OBJECTIVE: This study tested methods to assess usability and determined prerequisites for successful use in patients with PD.

METHODS: We performed comprehensive usability assessments with 18 patients with PD using a mixed methods usability battery containing the System Usability Scale, a rater-based evaluation of device-specific tasks, and qualitative interviews. Each patient performed the usability battery with 2 of 3 randomly assigned devices: a tablet app, wearable sensors, and a camera system. The usability battery was administered at the beginning and at the end of a 4-day testing period. Between usability batteries, the systems were used by the patients during 3 sessions of motor assessments (wearable sensors and camera system) and at the movement disorder ward (tablet app).

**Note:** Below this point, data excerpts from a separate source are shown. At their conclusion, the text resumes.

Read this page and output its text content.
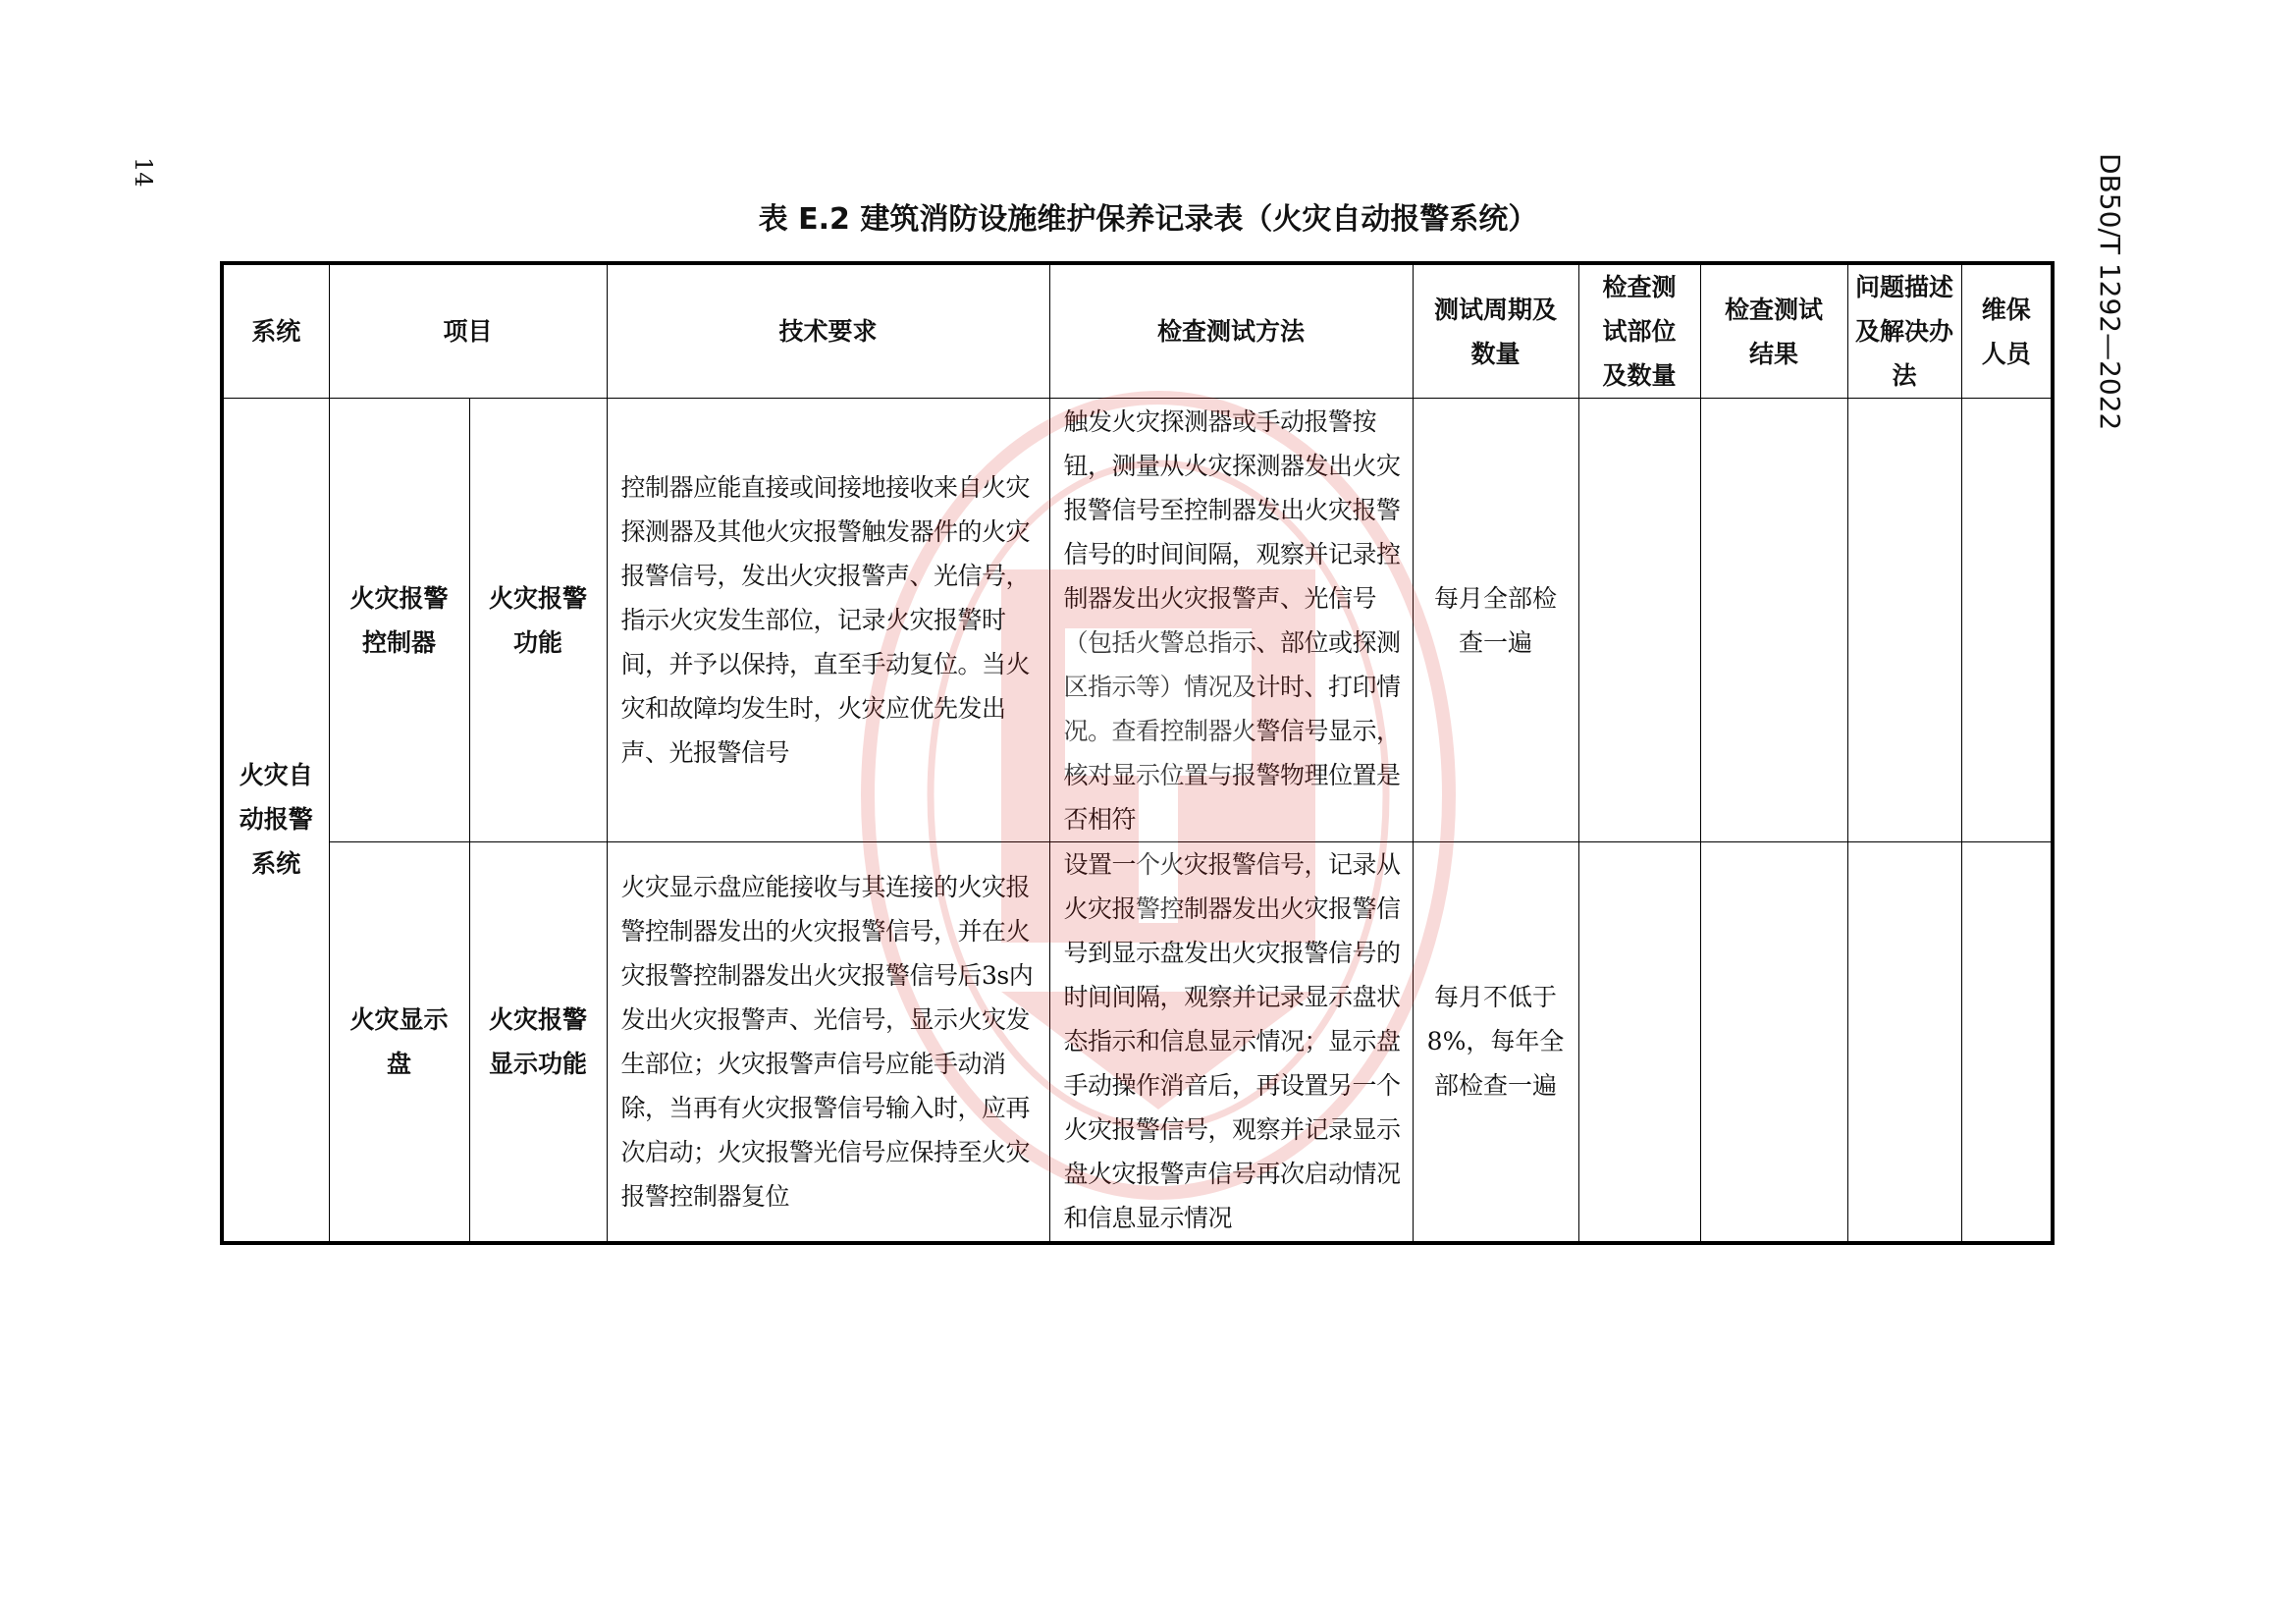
14	DB50/T 1292—2022
表 E.2 建筑消防设施维护保养记录表（火灾自动报警系统）
系统	项目		技术要求	检查测试方法	测试周期及数量	检查测试部位及数量	检查测试结果	问题描述及解决办法	维保人员

火灾自动报警系统	火灾报警控制器	火灾报警功能	控制器应能直接或间接地接收来自火灾探测器及其他火灾报警触发器件的火灾报警信号，发出火灾报警声、光信号，指示火灾发生部位，记录火灾报警时间，并予以保持，直至手动复位。当火灾和故障均发生时，火灾应优先发出声、光报警信号	触发火灾探测器或手动报警按钮，测量从火灾探测器发出火灾报警信号至控制器发出火灾报警信号的时间间隔，观察并记录控制器发出火灾报警声、光信号（包括火警总指示、部位或探测区指示等）情况及计时、打印情况。查看控制器火警信号显示，核对显示位置与报警物理位置是否相符	每月全部检查一遍				

	火灾显示盘	火灾报警显示功能	火灾显示盘应能接收与其连接的火灾报警控制器发出的火灾报警信号，并在火灾报警控制器发出火灾报警信号后3s内发出火灾报警声、光信号，显示火灾发生部位；火灾报警声信号应能手动消除，当再有火灾报警信号输入时，应再次启动；火灾报警光信号应保持至火灾报警控制器复位	设置一个火灾报警信号，记录从火灾报警控制器发出火灾报警信号到显示盘发出火灾报警信号的时间间隔，观察并记录显示盘状态指示和信息显示情况；显示盘手动操作消音后，再设置另一个火灾报警信号，观察并记录显示盘火灾报警声信号再次启动情况和信息显示情况	每月不低于8%，每年全部检查一遍				
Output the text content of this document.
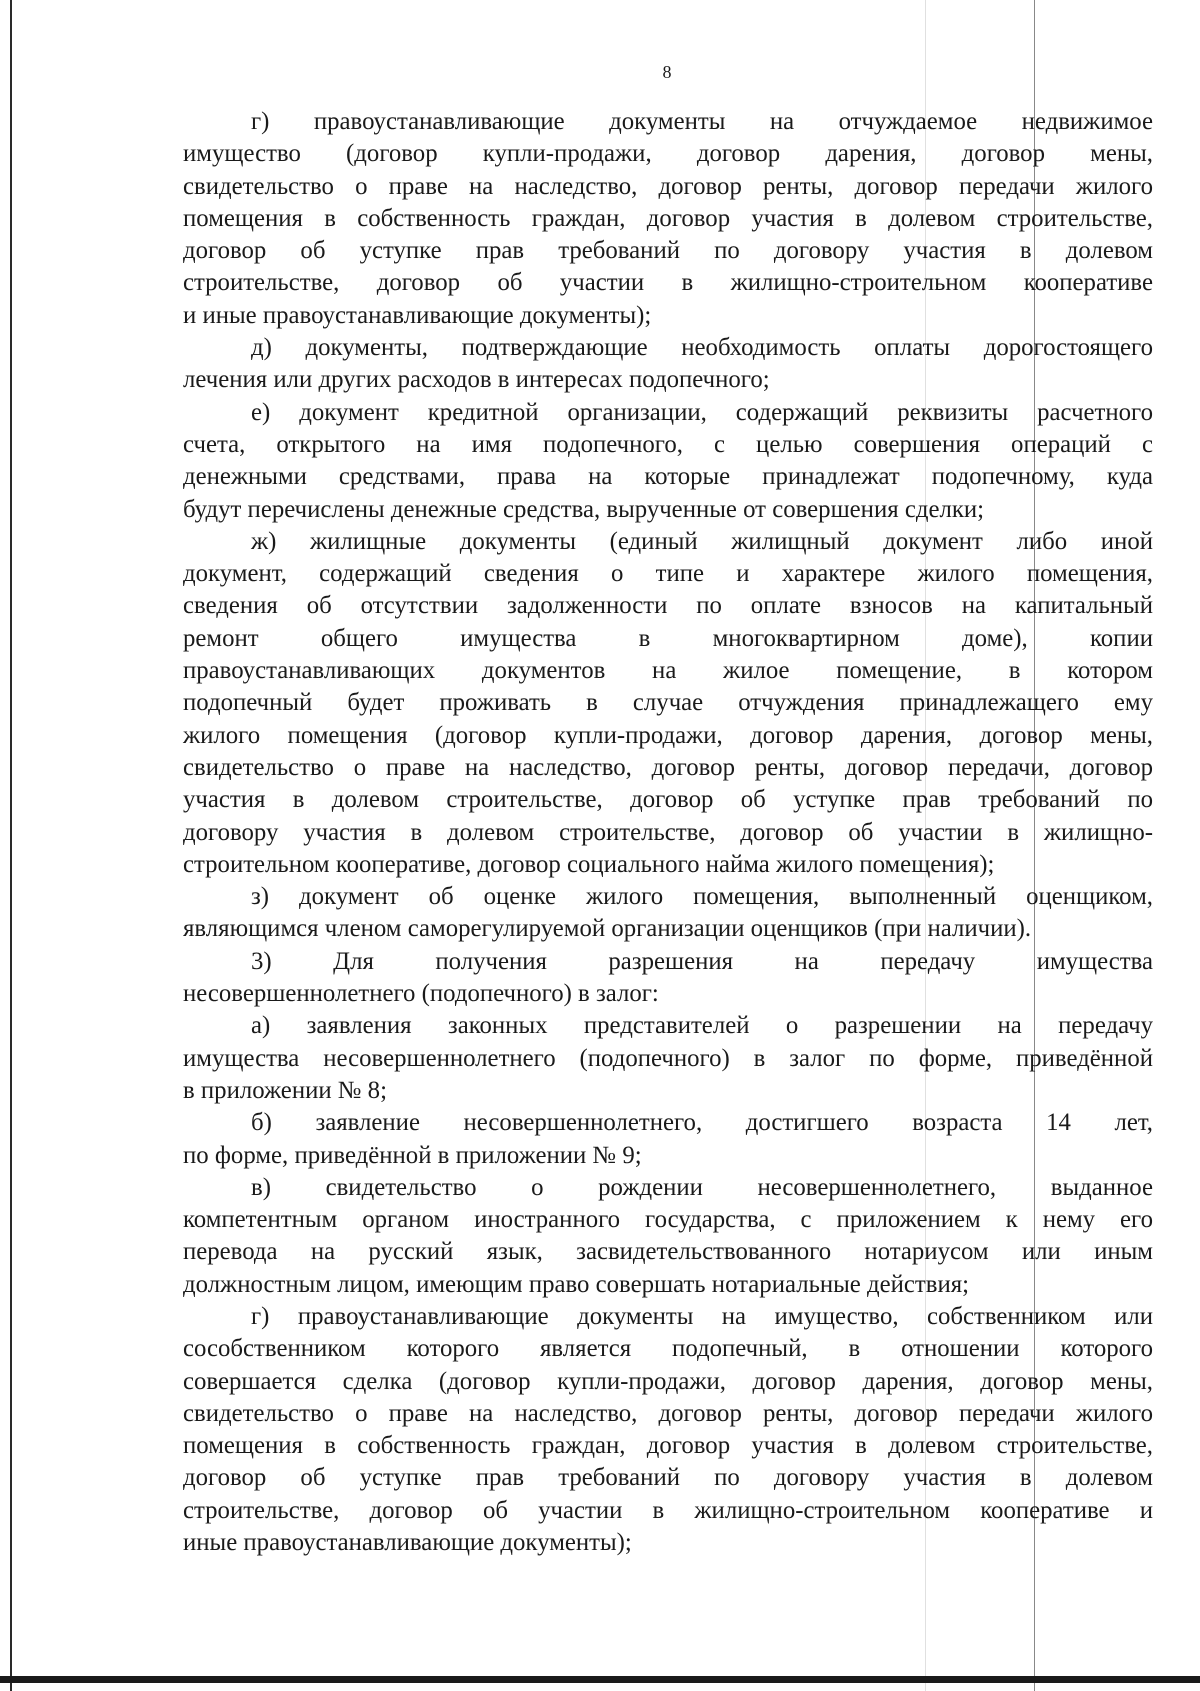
8
г) правоустанавливающие документы на отчуждаемое недвижимое
имущество (договор купли-продажи, договор дарения, договор мены,
свидетельство о праве на наследство, договор ренты, договор передачи жилого
помещения в собственность граждан, договор участия в долевом строительстве,
договор об уступке прав требований по договору участия в долевом
строительстве, договор об участии в жилищно-строительном кооперативе
и иные правоустанавливающие документы);
д) документы, подтверждающие необходимость оплаты дорогостоящего
лечения или других расходов в интересах подопечного;
е) документ кредитной организации, содержащий реквизиты расчетного
счета, открытого на имя подопечного, с целью совершения операций с
денежными средствами, права на которые принадлежат подопечному, куда
будут перечислены денежные средства, вырученные от совершения сделки;
ж) жилищные документы (единый жилищный документ либо иной
документ, содержащий сведения о типе и характере жилого помещения,
сведения об отсутствии задолженности по оплате взносов на капитальный
ремонт общего имущества в многоквартирном доме), копии
правоустанавливающих документов на жилое помещение, в котором
подопечный будет проживать в случае отчуждения принадлежащего ему
жилого помещения (договор купли-продажи, договор дарения, договор мены,
свидетельство о праве на наследство, договор ренты, договор передачи, договор
участия в долевом строительстве, договор об уступке прав требований по
договору участия в долевом строительстве, договор об участии в жилищно-
строительном кооперативе, договор социального найма жилого помещения);
з) документ об оценке жилого помещения, выполненный оценщиком,
являющимся членом саморегулируемой организации оценщиков (при наличии).
3) Для получения разрешения на передачу имущества
несовершеннолетнего (подопечного) в залог:
а) заявления законных представителей о разрешении на передачу
имущества несовершеннолетнего (подопечного) в залог по форме, приведённой
в приложении № 8;
б) заявление несовершеннолетнего, достигшего возраста 14 лет,
по форме, приведённой в приложении № 9;
в) свидетельство о рождении несовершеннолетнего, выданное
компетентным органом иностранного государства, с приложением к нему его
перевода на русский язык, засвидетельствованного нотариусом или иным
должностным лицом, имеющим право совершать нотариальные действия;
г) правоустанавливающие документы на имущество, собственником или
сособственником которого является подопечный, в отношении которого
совершается сделка (договор купли-продажи, договор дарения, договор мены,
свидетельство о праве на наследство, договор ренты, договор передачи жилого
помещения в собственность граждан, договор участия в долевом строительстве,
договор об уступке прав требований по договору участия в долевом
строительстве, договор об участии в жилищно-строительном кооперативе и
иные правоустанавливающие документы);
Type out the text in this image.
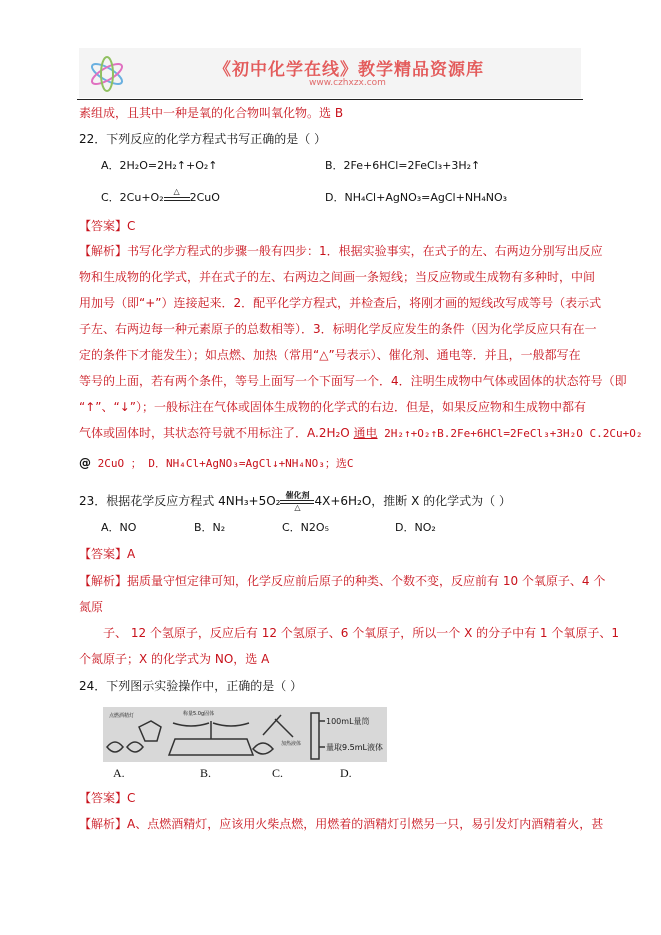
《初中化学在线》教学精品资源库
www.czhxzx.com
素组成，且其中一种是氧的化合物叫氧化物。选 B
22．下列反应的化学方程式书写正确的是（ ）
A．2H₂O=2H₂↑+O₂↑	B．2Fe+6HCl=2FeCl₃+3H₂↑
C．2Cu+O₂	△ 2CuO	D．NH₄Cl+AgNO₃=AgCl+NH₄NO₃
【答案】C
【解析】书写化学方程式的步骤一般有四步：1．根据实验事实，在式子的左、右两边分别写出反应
物和生成物的化学式，并在式子的左、右两边之间画一条短线；当反应物或生成物有多种时，中间
用加号（即“+”）连接起来．2．配平化学方程式，并检查后，将刚才画的短线改写成等号（表示式
子左、右两边每一种元素原子的总数相等）．3．标明化学反应发生的条件（因为化学反应只有在一
定的条件下才能发生）；如点燃、加热（常用“△”号表示）、催化剂、通电等．并且，一般都写在
等号的上面，若有两个条件，等号上面写一个下面写一个．4．注明生成物中气体或固体的状态符号（即
“↑”、“↓”）；一般标注在气体或固体生成物的化学式的右边．但是，如果反应物和生成物中都有
气体或固体时，其状态符号就不用标注了．A.2H₂O 通电 2H₂↑+O₂↑B.2Fe+6HCl=2FeCl₃+3H₂O C.2Cu+O₂
@ 2CuO ； D．NH₄Cl+AgNO₃=AgCl↓+NH₄NO₃；选C
23．根据花学反应方程式 4NH₃+5O₂ 催化剂
△	4X+6H₂O，推断 X 的化学式为（ ）
A．NO	B．N₂	C．N2O₅	D．NO₂
【答案】A
【解析】据质量守恒定律可知，化学反应前后原子的种类、个数不变，反应前有 10 个氧原子、4 个
氮原
子、 12 个氢原子，反应后有 12 个氢原子、6 个氧原子，所以一个 X 的分子中有 1 个氧原子、1
个氮原子；X 的化学式为 NO，选 A
24．下列图示实验操作中，正确的是（ ）
点燃酒精灯	称量5.0g固体
加热液体
100mL量筒
量取9.5mL液体
A.	B.	C.	D.
【答案】C
【解析】A、点燃酒精灯，应该用火柴点燃，用燃着的酒精灯引燃另一只，易引发灯内酒精着火，甚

RESULTS: In this study, the rater-based evaluation of tasks discriminated the best between the 3 eHealth solutions, whereas subjective modalities such as the System Usability Scale were not able to distinguish between the systems. Successful use was associated with different clinical characteristics for each system: eHealth literacy and cognitive function predicted successful use of the tablet app, and better motor function and lower age correlated with the independent use of the camera system. The successful use of the wearable sensors was independent of clinical characteristics. Unfortunately, patients who were not able to use the devices well provided few improvement suggestions in qualitative interviews.

CONCLUSIONS: eHealth solutions should be developed with a specific set of patients in mind and subsequently tested in this cohort. For a complete picture, usability assessments should include a rater-based evaluation of task performance, and there is a need to develop strategies to circumvent the underrepresentation of poorly performing patients in qualitative usability research.